Mustafa Zaidi (born Syed Mustafa Hasnain Zaidi; 10 October 1930 – 12 October 1970) was a Pakistani Urdu poet and a civil servant.

==Early life==
In 1954, he passed the competitive examination and was sent to England for training before being given the posts of deputy commissioner and deputy secretary.

He married Vera Zaidi, a German national, with whom he had a son and a daughter.

In June 1970, he was dismissed from civil service along with 38 other Civil Service of Pakistan (CSP) officers by the dictatorial regime of General Yahya Khan.

==Death==
He died on 12 October 1970, two days after his 40th birthday, in Karachi under mysterious circumstances and was laid to rest at Wadi-e-Hussain cemetery Karachi. At the time of his death, Shahnaz Gul, a contractor's wife, was found beside him unconscious. Some believed that Zaidi was murdered while others thought he committed suicide.
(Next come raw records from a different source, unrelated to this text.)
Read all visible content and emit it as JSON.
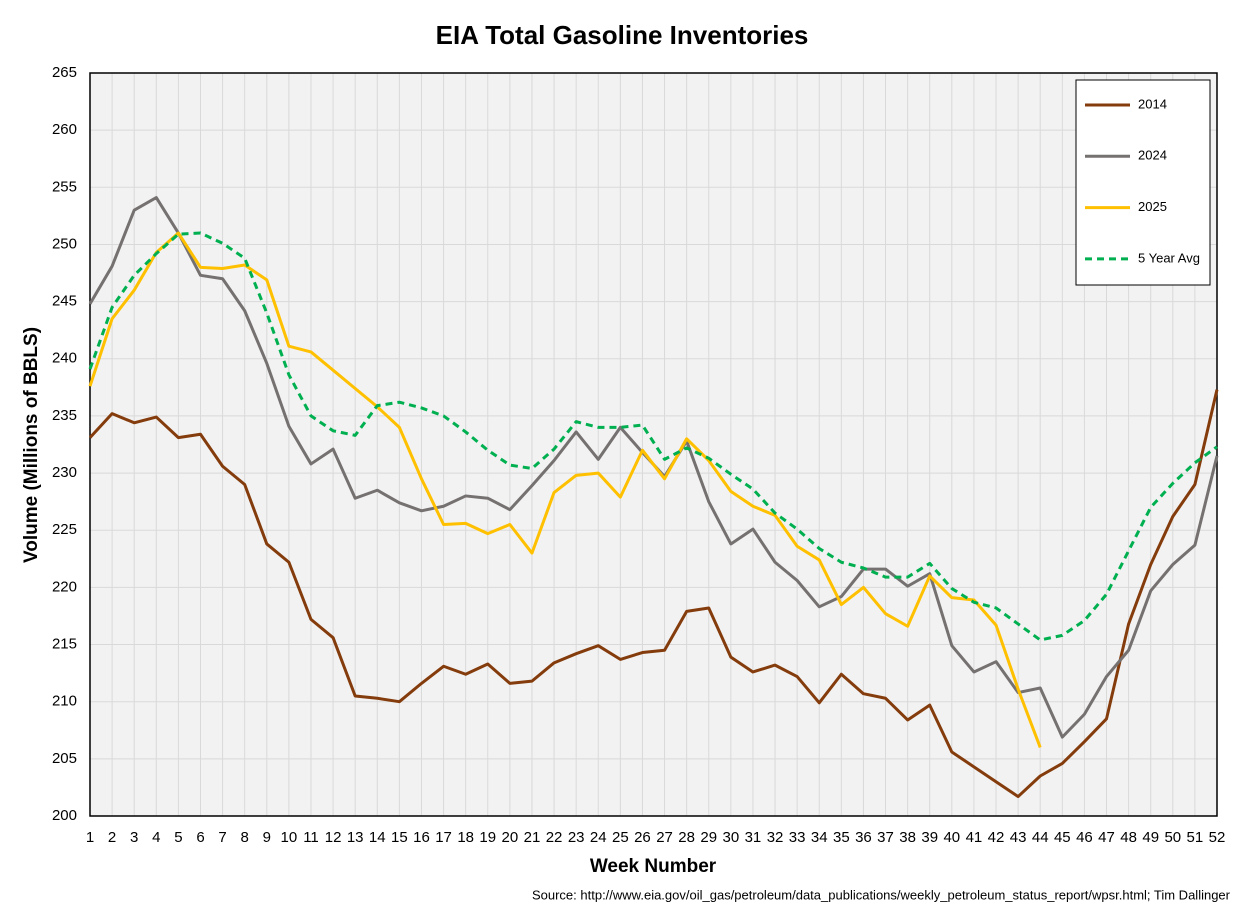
{
  "chart_data": {
    "type": "line",
    "title": "EIA Total Gasoline Inventories",
    "x_label": "Week Number",
    "y_label": "Volume (Millions of BBLS)",
    "source": "Source: http://www.eia.gov/oil_gas/petroleum/data_publications/weekly_petroleum_status_report/wpsr.html; Tim Dallinger",
    "x": [
      1,
      2,
      3,
      4,
      5,
      6,
      7,
      8,
      9,
      10,
      11,
      12,
      13,
      14,
      15,
      16,
      17,
      18,
      19,
      20,
      21,
      22,
      23,
      24,
      25,
      26,
      27,
      28,
      29,
      30,
      31,
      32,
      33,
      34,
      35,
      36,
      37,
      38,
      39,
      40,
      41,
      42,
      43,
      44,
      45,
      46,
      47,
      48,
      49,
      50,
      51,
      52
    ],
    "xlim": [
      1,
      52
    ],
    "xticks": [
      1,
      2,
      3,
      4,
      5,
      6,
      7,
      8,
      9,
      10,
      11,
      12,
      13,
      14,
      15,
      16,
      17,
      18,
      19,
      20,
      21,
      22,
      23,
      24,
      25,
      26,
      27,
      28,
      29,
      30,
      31,
      32,
      33,
      34,
      35,
      36,
      37,
      38,
      39,
      40,
      41,
      42,
      43,
      44,
      45,
      46,
      47,
      48,
      49,
      50,
      51,
      52
    ],
    "ylim": [
      200,
      265
    ],
    "yticks": [
      200,
      205,
      210,
      215,
      220,
      225,
      230,
      235,
      240,
      245,
      250,
      255,
      260,
      265
    ],
    "grid": true,
    "legend": "upper right",
    "series": [
      {
        "name": "2014",
        "color": "#843c0c",
        "dashed": false,
        "values": [
          233.1,
          235.2,
          234.4,
          234.9,
          233.1,
          233.4,
          230.6,
          229.0,
          223.8,
          222.2,
          217.2,
          215.6,
          210.5,
          210.3,
          210.0,
          211.6,
          213.1,
          212.4,
          213.3,
          211.6,
          211.8,
          213.4,
          214.2,
          214.9,
          213.7,
          214.3,
          214.5,
          217.9,
          218.2,
          213.9,
          212.6,
          213.2,
          212.2,
          209.9,
          212.4,
          210.7,
          210.3,
          208.4,
          209.7,
          205.6,
          204.3,
          203.0,
          201.7,
          203.5,
          204.6,
          206.5,
          208.5,
          216.8,
          222.0,
          226.2,
          229.0,
          237.3
        ]
      },
      {
        "name": "2024",
        "color": "#767171",
        "dashed": false,
        "values": [
          244.8,
          248.1,
          253.0,
          254.1,
          251.0,
          247.3,
          247.0,
          244.2,
          239.6,
          234.1,
          230.8,
          232.1,
          227.8,
          228.5,
          227.4,
          226.7,
          227.1,
          228.0,
          227.8,
          226.8,
          228.9,
          231.1,
          233.6,
          231.2,
          234.0,
          231.8,
          229.7,
          232.8,
          227.5,
          223.8,
          225.1,
          222.2,
          220.6,
          218.3,
          219.2,
          221.6,
          221.6,
          220.1,
          221.2,
          214.9,
          212.6,
          213.5,
          210.8,
          211.2,
          206.9,
          208.9,
          212.2,
          214.5,
          219.7,
          222.0,
          223.7,
          231.5
        ]
      },
      {
        "name": "2025",
        "color": "#ffc000",
        "dashed": false,
        "values": [
          237.6,
          243.5,
          246.0,
          249.3,
          251.0,
          248.0,
          247.9,
          248.2,
          246.9,
          241.1,
          240.6,
          239.0,
          237.4,
          235.8,
          234.0,
          229.5,
          225.5,
          225.6,
          224.7,
          225.5,
          223.0,
          228.3,
          229.8,
          230.0,
          227.9,
          232.0,
          229.5,
          233.0,
          231.1,
          228.4,
          227.1,
          226.3,
          223.6,
          222.4,
          218.5,
          220.0,
          217.7,
          216.6,
          221.0,
          219.1,
          218.9,
          216.7,
          211.1,
          206.0,
          null,
          null,
          null,
          null,
          null,
          null,
          null,
          null
        ]
      },
      {
        "name": "5 Year Avg",
        "color": "#00b050",
        "dashed": true,
        "values": [
          239.1,
          244.5,
          247.3,
          249.2,
          250.9,
          251.0,
          250.1,
          248.8,
          244.0,
          238.6,
          235.0,
          233.7,
          233.3,
          235.9,
          236.2,
          235.7,
          235.0,
          233.6,
          232.0,
          230.7,
          230.4,
          232.1,
          234.5,
          234.0,
          234.0,
          234.2,
          231.2,
          232.2,
          231.3,
          229.9,
          228.6,
          226.5,
          225.1,
          223.4,
          222.2,
          221.7,
          220.9,
          220.9,
          222.1,
          219.9,
          218.7,
          218.2,
          216.8,
          215.4,
          215.8,
          217.1,
          219.4,
          223.2,
          227.0,
          229.1,
          230.9,
          232.3
        ]
      }
    ]
  }
}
In 2024, Saba Imtiaz and Tooba Masood-Khan wrote Society Girl, which explores Zaidi's mysterious death and his affair with Shahnaz Gul.

== Literary works ==
He also wrote under his pen-name Tegh Allahabadi. His initial poetry was romantic in nature. At the age of 17, he published his first collection of poetry Zangeerein (1949), followed by Roshni (1950), Shehr-e-Azar (City of Idol Worshippers; 1958), Mauj Meri Sadaf Sadaf (1960), Garebaan (1964), Qaba-e-Saaz (1967) and Koh-e-Nida (1971, published posthumously). His complete work was published as Kulliyaat-i-Mustafa Zaidi posthumously.